The PA, which chose to cut off coordination and security ties with Israel last year, has not even approached Israel for help on the matter — a fact Oliver Holmes and Hazem Balousha, the authors of the Guardian piece, themselves admit, but only midway through the article do they bother to mention it.

“Israel transports batches of the Pfizer/BioNTech vaccine deep inside the West Bank. But they are only distributed to Jewish settlers, and not the roughly 2.7 million Palestinians living around them who may have to wait for weeks or months,” Holmes and Balousha write.

The Board of Deputies of British Jews slammed the Observer and the Guardian over the piece, saying it “provided grist to the mill of far-right and far-left antisemites alike.”

Sheila Gewolb, the group’s Senior Vice President, said in a statement, “We are extremely troubled by the Observer’s blatantly false headline claiming that Israel has ‘excluded’ Palestinians from its Covid-19 vaccination program.”

“The Palestinian Authority is responsible for vaccinations provided to Palestinians in both the West Bank and Gaza,” she went on. “As reported within the same article, the PA has not even asked Israel for help in this regard, looking to source the vaccines elsewhere.”

She continued by saying the paper fueled antisemites who “seek to take anything positive Israel does and twist it beyond recognition,” and called on the papers to change the headline and issue and apology.

Shany Mor, a researcher at the Israel Democracy Institute, said on Twitter that “no mainstream outlet has done more than the Guardian in the past 30 years to normalize the view that the Jewish state is uniquely diabolically evil.”

He said that the Guardian perpetuates a “sub-genre” of journalism that presents a “false story of Israeli medical malpractice which is supposed to prove the innate moral rot of the Jewish state,” and pointed to a slew of discredited articles published by the paper, including a 2009 claim that Israel harvests Palestinians’ organs, a 2013 claim that Israel forced contraceptives on Ethiopian citizens, and a 2014 claim that Israel deliberately targeted Gaza hospitals.
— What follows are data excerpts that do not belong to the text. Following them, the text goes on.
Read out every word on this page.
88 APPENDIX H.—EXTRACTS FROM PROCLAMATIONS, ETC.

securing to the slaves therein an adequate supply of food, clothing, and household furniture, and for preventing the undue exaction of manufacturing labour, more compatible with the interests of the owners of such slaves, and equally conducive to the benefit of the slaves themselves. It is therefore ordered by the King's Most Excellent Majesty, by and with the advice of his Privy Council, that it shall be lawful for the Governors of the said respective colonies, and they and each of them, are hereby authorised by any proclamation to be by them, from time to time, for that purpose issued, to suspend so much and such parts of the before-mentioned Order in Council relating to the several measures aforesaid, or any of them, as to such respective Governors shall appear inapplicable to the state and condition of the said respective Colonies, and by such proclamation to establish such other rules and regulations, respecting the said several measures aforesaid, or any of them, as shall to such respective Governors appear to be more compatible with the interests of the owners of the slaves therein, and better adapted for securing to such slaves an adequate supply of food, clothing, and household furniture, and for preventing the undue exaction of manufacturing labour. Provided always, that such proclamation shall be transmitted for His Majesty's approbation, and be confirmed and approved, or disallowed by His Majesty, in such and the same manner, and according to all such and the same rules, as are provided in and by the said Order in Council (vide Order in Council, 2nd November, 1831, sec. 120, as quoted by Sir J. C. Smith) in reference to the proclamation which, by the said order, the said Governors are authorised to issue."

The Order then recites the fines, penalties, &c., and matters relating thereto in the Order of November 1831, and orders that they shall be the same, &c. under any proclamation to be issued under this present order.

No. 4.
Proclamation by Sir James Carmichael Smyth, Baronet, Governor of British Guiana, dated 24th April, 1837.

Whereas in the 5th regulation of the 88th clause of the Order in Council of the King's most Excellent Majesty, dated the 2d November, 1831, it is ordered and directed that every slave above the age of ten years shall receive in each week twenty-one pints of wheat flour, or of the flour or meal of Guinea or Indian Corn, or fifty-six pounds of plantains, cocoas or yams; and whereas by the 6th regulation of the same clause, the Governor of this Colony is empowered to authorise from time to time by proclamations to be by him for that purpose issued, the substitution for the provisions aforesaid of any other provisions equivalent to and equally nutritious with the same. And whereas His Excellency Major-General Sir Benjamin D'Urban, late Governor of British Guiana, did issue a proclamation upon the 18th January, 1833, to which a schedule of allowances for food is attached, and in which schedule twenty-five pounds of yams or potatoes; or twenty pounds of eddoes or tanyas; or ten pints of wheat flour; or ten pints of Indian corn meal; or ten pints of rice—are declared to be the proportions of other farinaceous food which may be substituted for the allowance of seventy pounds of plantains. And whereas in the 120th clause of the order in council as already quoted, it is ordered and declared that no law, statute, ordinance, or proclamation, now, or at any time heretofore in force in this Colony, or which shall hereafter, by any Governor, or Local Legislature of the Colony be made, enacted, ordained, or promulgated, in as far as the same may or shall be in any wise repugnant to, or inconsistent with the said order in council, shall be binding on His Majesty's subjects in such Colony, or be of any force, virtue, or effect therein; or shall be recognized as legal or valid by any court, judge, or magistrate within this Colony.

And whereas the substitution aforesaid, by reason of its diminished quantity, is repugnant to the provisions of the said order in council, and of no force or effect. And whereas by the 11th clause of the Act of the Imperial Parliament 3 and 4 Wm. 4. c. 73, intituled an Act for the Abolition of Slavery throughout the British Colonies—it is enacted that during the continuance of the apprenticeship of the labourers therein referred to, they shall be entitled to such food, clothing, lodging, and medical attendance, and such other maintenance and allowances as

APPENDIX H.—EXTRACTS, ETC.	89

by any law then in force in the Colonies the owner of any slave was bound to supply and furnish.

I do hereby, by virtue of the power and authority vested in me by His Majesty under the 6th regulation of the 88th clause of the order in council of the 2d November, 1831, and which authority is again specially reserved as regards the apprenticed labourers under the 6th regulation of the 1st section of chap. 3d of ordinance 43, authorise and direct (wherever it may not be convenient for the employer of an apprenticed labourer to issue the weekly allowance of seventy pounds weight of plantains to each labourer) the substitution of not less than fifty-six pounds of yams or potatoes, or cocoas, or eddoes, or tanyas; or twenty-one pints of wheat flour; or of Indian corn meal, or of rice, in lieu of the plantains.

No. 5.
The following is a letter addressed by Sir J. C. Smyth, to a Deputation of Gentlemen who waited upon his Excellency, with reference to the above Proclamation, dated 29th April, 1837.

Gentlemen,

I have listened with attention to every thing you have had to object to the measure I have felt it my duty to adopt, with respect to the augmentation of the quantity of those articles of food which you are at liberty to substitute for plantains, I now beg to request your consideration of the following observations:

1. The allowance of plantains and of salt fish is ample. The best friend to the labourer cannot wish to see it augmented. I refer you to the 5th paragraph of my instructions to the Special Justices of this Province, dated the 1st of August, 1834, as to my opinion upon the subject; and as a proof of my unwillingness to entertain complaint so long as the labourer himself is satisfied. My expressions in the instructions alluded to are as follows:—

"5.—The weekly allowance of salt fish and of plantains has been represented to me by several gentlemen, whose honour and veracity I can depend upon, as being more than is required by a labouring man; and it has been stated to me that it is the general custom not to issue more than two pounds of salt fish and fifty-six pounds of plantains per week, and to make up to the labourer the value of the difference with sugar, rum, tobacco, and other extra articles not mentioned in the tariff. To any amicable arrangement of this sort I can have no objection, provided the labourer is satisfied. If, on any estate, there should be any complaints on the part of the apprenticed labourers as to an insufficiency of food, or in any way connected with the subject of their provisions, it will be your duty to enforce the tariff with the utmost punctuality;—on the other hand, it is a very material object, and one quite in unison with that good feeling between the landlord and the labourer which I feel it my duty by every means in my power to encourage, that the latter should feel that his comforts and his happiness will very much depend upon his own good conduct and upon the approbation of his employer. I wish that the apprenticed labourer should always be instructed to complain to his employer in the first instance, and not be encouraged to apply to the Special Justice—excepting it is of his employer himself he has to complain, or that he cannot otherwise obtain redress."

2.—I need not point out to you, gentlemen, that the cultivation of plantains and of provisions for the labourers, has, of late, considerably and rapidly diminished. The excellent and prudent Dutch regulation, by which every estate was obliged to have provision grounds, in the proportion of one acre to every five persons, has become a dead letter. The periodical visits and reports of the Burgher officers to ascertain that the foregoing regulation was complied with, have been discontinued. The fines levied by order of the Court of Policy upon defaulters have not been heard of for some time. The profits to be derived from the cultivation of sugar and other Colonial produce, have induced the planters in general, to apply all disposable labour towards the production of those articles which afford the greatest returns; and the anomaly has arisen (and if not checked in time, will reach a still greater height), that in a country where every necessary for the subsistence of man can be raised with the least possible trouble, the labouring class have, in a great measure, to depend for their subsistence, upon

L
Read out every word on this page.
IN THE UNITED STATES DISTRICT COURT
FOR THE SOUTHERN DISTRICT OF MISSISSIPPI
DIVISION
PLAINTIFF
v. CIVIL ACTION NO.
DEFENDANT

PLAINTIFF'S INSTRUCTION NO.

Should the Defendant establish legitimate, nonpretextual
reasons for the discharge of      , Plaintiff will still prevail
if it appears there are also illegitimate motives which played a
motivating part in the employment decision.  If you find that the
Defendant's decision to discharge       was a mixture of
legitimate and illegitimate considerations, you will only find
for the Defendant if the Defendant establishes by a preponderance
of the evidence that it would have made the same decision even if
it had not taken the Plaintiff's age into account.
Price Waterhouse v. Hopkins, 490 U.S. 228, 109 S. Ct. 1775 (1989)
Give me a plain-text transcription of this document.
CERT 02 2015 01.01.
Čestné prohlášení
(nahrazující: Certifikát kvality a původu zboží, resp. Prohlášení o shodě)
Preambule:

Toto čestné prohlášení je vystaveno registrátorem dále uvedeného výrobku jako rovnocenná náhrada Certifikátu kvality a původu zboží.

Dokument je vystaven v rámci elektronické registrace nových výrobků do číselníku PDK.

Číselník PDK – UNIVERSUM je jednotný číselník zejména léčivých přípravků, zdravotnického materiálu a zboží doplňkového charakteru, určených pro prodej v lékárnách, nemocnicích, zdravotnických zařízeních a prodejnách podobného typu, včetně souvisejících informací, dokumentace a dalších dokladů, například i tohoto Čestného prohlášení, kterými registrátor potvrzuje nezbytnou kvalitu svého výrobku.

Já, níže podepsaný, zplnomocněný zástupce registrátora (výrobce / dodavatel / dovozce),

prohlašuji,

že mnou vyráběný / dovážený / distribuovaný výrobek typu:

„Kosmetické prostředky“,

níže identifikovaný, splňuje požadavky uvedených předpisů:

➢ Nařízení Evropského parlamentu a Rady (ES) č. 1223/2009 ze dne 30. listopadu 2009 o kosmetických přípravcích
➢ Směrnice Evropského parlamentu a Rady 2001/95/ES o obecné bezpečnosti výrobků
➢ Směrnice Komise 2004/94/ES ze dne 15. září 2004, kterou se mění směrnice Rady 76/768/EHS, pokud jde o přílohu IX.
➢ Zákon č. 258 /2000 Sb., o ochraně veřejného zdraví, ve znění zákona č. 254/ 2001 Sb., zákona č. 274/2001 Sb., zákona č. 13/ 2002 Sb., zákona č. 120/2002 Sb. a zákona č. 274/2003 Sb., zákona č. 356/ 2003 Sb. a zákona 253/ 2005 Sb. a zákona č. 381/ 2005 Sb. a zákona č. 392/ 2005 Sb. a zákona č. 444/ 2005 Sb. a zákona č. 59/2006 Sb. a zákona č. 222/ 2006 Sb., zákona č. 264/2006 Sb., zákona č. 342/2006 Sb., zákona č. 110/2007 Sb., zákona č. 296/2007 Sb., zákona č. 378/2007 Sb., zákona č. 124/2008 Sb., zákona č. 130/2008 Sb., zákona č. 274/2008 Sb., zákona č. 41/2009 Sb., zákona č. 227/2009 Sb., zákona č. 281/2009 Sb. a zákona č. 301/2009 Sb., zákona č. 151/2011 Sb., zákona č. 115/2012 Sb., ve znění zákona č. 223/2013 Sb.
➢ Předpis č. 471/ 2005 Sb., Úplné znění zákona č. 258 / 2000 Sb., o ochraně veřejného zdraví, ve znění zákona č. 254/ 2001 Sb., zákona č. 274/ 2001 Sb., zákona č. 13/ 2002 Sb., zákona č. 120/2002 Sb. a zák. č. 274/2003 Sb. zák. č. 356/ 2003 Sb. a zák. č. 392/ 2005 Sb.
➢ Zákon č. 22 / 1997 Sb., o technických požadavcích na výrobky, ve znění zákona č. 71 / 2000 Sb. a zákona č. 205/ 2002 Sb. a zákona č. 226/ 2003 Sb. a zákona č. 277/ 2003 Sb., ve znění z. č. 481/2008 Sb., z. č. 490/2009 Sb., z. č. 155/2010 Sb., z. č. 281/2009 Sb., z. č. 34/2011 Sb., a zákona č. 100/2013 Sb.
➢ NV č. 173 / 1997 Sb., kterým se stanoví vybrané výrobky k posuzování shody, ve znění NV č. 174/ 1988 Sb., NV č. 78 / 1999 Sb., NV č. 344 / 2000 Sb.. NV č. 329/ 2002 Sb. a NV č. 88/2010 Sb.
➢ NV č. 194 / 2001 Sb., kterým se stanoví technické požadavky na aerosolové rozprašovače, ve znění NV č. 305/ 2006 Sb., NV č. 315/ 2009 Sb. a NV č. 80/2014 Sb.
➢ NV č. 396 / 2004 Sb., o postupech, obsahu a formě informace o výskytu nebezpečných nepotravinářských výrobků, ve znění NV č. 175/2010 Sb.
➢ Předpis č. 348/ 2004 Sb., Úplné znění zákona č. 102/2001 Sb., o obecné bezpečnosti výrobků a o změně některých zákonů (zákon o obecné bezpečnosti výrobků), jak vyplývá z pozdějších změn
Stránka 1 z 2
Those articles invariably involve “1) Crazy Jewish doctors doing something fishy. 2) Broad hints that their motivations are racist supremacy. 3) Heroic humanitarians bravely standing up to the nefarious Jewish plot.”

Despite the PA’s choice to cut ties, Israel has been helping it stem the infection rate with a variety of different initiatives including training medical personnel and donating testing kits.

Health Minister Yuli Edelstein last month told The New York Times that it was in Jerusalem’s interest to ensure that Ramallah was on top of the virus spread in Palestinian areas.

As the Jerusalem Post notes, Israel is already vaccinating Palestinians living in Jerusalem, because healthcare for those Palestinians, unlike those in Gaza and the West Bank, do fall under Israel’s jurisdiction. Israel also plans to vaccinate Palestinians who are currently serving time in Israeli prisons.

The country has also rolled out its nationwide vaccine drive with a heavy emphasis on Arab areas, which have disproportionately been affected by the coronavirus. Prime Minister Benjamin Netanyahu has visited vaccine centers in two Arab cities in recent days in an effort to convince more Arab-Israelis, who are wary of the jab, to get vaccinated.